时间:2025-02-23 14:50:38  作者:江渔白【完结】
  “你的附中是自己考的吗?”她总算平复了下来,继续提问。
  “什么意思?”他反问。
  文箬解释说,“我想判断一下你的水平,平时班上排多少名,学校排多少名。”
  “试卷没有倒扣分的说法。零分应该是最低的分数。”言外之意是这学期肯定倒数第一。李牧停顿片刻还是补充说,“课堂不怎么有趣,考试碰到不想写的时候,就会空着。”
  李牧提到的点,又引起了文箬的共鸣。“哎,我也觉得课堂无趣,主要是老师讲的东西太简单。”
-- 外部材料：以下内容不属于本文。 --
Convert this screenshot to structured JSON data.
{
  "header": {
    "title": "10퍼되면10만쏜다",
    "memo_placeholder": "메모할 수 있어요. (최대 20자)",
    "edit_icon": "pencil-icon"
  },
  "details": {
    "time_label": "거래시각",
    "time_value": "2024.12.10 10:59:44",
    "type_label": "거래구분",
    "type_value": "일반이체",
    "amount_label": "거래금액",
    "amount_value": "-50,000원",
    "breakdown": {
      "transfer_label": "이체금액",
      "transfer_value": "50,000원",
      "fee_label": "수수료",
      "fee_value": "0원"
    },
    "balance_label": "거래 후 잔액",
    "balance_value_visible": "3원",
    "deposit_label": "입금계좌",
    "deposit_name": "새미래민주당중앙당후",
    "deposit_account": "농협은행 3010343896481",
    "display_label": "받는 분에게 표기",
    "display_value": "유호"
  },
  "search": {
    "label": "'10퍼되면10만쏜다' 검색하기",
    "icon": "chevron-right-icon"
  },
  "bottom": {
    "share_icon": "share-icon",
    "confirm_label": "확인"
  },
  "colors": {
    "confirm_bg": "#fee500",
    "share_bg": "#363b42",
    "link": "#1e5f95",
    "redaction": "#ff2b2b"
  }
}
  他们其实说的不算一回事儿,李牧是真的无聊,文箬是觉得没挑战性。
  李牧建议说,“你可以去搞奥赛。竞赛班的难度足够,挺有挑战的。”
  文箬叹了口气,“哎,竞赛班的老师们……他们总想让我们把别人干趴下,或者踩在脚下。我不喜欢那种竞争氛围,烦。”
  “噢。那倒是。虽说最后只是争几个名额,不过竞争环境有序的话,会比较舒服。”李牧不懂装懂的,他只是见自己爸妈经常和同行的叔叔阿姨们合作,自己总结的经验。
  “你也参加竞赛班了?”
  “没。倒数第一,参加不了。”
  “噢。没关系,竞赛班也不是什么好地方。你考试写诗这个想法真棒。我下学期也要试试。”文箬情绪匆匆,来得快去得也快,此时已经换上一副雀跃的表情。她心里巴不得施展时间大法,一键快进到冬季的期末考试。
  李牧劝道,“别呀。万一你被退学了,不好的。”
  文箬摆摆手,嘴上喊着从长计议,心里却在暗乐,这人又傻又酷,挺有意思。
  文箬又问他,“你打算去哪儿流浪?”
  李牧把刚刚在地图圈的几个地方告诉她,“没明确目的地呢。西湖,瘦西湖,太湖,敬亭山……”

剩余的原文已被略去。